Danišík mengatakan timnya telah menyelidiki nasib magma yang tertinggal setelah letusan super Toba sekitar 74.000 tahun yang lalu. Penelitian ini dilakukan dengan memeriksa mineral feldspar dan zirkon, yang berisi catatan waktu independen berdasarkan akumulasi gas argon dan helium sebagai kapsul waktu di batuan vulkanik.

"Dengan menggunakan data geokronologis, inferensi statistik, dan pemodelan termal ini, kami menunjukkan bahwa magma terus mengalir keluar di dalam kaldera, atau depresi dalam yang diciptakan oleh letusan magma tersebut, selama 5.000 hingga 13.000 tahun setelah letusan super itu, dan kemudian karapas dari sisa magma yang terpadatkan terdorong ke atas seperti cangkang kura-kura raksasa," tutur Danišík.

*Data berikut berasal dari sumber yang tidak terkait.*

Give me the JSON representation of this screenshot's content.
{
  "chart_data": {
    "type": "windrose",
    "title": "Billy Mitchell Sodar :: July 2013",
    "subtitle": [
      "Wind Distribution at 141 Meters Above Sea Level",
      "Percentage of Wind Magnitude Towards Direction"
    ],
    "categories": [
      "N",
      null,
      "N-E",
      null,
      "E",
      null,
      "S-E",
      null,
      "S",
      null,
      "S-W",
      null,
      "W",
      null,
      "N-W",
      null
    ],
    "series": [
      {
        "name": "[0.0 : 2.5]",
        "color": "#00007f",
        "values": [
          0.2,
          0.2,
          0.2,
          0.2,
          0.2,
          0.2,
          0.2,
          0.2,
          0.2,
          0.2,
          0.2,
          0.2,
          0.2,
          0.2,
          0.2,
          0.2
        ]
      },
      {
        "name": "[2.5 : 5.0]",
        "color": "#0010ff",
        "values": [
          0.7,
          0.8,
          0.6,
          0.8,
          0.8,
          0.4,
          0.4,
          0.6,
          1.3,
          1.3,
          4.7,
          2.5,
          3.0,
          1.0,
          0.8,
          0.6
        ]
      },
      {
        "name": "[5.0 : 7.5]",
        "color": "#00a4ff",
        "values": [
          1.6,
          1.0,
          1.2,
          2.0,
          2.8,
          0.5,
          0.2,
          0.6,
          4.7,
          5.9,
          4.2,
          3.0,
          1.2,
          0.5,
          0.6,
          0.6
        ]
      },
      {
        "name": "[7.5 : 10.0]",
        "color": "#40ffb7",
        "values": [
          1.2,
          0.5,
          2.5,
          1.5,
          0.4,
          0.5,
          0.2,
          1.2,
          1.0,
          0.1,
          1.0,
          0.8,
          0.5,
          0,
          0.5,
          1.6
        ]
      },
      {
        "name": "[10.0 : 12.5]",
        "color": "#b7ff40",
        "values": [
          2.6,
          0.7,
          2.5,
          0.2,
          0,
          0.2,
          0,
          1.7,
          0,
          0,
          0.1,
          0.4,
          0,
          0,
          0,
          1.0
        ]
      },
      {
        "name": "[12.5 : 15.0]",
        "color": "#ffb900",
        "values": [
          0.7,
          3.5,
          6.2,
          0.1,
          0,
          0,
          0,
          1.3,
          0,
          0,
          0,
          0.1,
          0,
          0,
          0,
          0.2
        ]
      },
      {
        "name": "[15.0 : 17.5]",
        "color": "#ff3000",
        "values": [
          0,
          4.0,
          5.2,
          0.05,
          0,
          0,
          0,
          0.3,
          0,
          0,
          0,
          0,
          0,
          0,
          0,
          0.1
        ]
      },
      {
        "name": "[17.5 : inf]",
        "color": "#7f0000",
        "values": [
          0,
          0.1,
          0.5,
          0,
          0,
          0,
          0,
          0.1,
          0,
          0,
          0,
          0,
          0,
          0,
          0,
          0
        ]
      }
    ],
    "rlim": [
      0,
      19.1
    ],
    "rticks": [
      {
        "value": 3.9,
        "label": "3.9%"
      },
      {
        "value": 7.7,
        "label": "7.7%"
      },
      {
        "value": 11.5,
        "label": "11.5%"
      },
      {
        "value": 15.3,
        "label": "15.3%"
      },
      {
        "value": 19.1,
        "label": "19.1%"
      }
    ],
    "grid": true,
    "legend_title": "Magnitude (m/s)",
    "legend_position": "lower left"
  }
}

"Temuan ini menantang pengetahuan yang ada dan mempelajari letusan-letusan, yang biasanya melibatkan pencarian magma cair di bawah sebuah gunung berapi untuk menilai bahaya di masa depan. Kita sekarang harus mempertimbangkan bahwa letusan-letusan dapat terjadi bahkan jika tidak ada magma cair yang ditemukan di bawah gunung berapi—konsep tentang apa yang 'dapat meletus' perlu dievaluasi kembali."

"Sementara sebuah letusan super dapat berdampak secara regional dan global dan pemulihan mungkin memakan waktu beberapa dekade atau bahkan berabad-abad, hasil studi kami menunjukkan bahaya belum berakhir dengan letusan super dan ancaman bahaya lebih lanjut ada selama ribuan tahun setelahnya."

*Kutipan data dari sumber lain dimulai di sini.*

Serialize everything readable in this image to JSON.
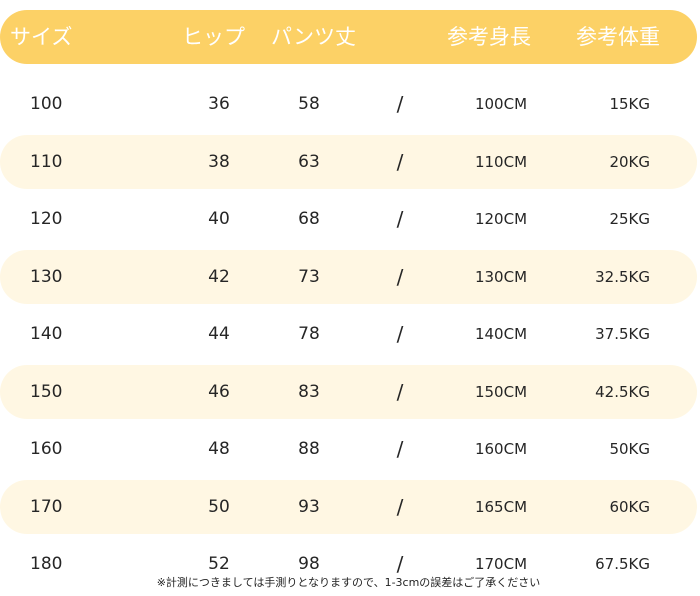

"Mempelajari kapan dan bagaimana magma yang dapat meletus terakumulasi, dan dalam keadaan seperti apa magma sebelum dan sesudah letusan tersebut, sangat penting untuk memahami gunung-gunung berapi super."

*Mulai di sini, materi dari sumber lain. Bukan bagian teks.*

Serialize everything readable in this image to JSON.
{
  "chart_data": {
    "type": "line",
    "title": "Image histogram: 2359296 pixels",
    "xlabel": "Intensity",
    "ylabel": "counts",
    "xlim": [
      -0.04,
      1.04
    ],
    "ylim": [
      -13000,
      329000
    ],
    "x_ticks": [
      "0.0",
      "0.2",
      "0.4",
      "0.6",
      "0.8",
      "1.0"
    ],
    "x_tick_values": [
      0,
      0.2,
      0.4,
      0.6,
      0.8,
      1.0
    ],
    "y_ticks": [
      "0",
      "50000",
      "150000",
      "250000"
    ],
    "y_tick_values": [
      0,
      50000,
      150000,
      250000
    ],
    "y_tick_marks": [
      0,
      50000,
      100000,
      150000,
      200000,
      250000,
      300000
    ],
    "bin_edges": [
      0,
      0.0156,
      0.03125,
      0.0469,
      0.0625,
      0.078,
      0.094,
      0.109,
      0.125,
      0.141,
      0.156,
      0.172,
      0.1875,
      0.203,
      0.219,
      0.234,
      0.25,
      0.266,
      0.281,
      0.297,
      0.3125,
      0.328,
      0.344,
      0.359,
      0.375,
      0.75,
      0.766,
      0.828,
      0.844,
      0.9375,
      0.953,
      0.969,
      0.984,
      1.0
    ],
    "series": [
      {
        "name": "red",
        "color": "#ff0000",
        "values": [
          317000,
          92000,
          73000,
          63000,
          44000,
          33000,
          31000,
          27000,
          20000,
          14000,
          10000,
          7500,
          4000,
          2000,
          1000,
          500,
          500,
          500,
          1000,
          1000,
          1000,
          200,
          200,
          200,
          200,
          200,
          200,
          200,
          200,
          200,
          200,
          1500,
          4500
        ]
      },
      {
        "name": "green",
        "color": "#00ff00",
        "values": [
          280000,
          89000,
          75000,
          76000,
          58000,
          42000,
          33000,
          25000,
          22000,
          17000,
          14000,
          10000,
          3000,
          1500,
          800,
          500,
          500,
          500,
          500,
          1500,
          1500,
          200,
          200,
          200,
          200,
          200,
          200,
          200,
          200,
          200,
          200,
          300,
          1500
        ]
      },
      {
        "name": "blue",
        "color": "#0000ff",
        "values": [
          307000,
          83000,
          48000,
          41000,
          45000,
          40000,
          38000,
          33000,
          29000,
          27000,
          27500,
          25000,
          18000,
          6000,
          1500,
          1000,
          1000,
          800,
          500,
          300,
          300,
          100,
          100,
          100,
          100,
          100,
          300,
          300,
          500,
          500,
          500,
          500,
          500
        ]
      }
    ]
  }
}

Studi terbaru ini dipimpin oleh para peneliti dari Oregon State University, dan ditulis bersama dengan para peneliti dari Heidelberg University, Badan Geologi Indonesia, dan School of Earth and Planetary Sciences and The Institute for Geoscience Research (TIGeR) yang berbasis di Curtin University. Laporan hasil studi ini telah diterbitkan di jurnal Communications Earth & Environment pada 3 September 2021.


 

No comments:

Powered by Blogger.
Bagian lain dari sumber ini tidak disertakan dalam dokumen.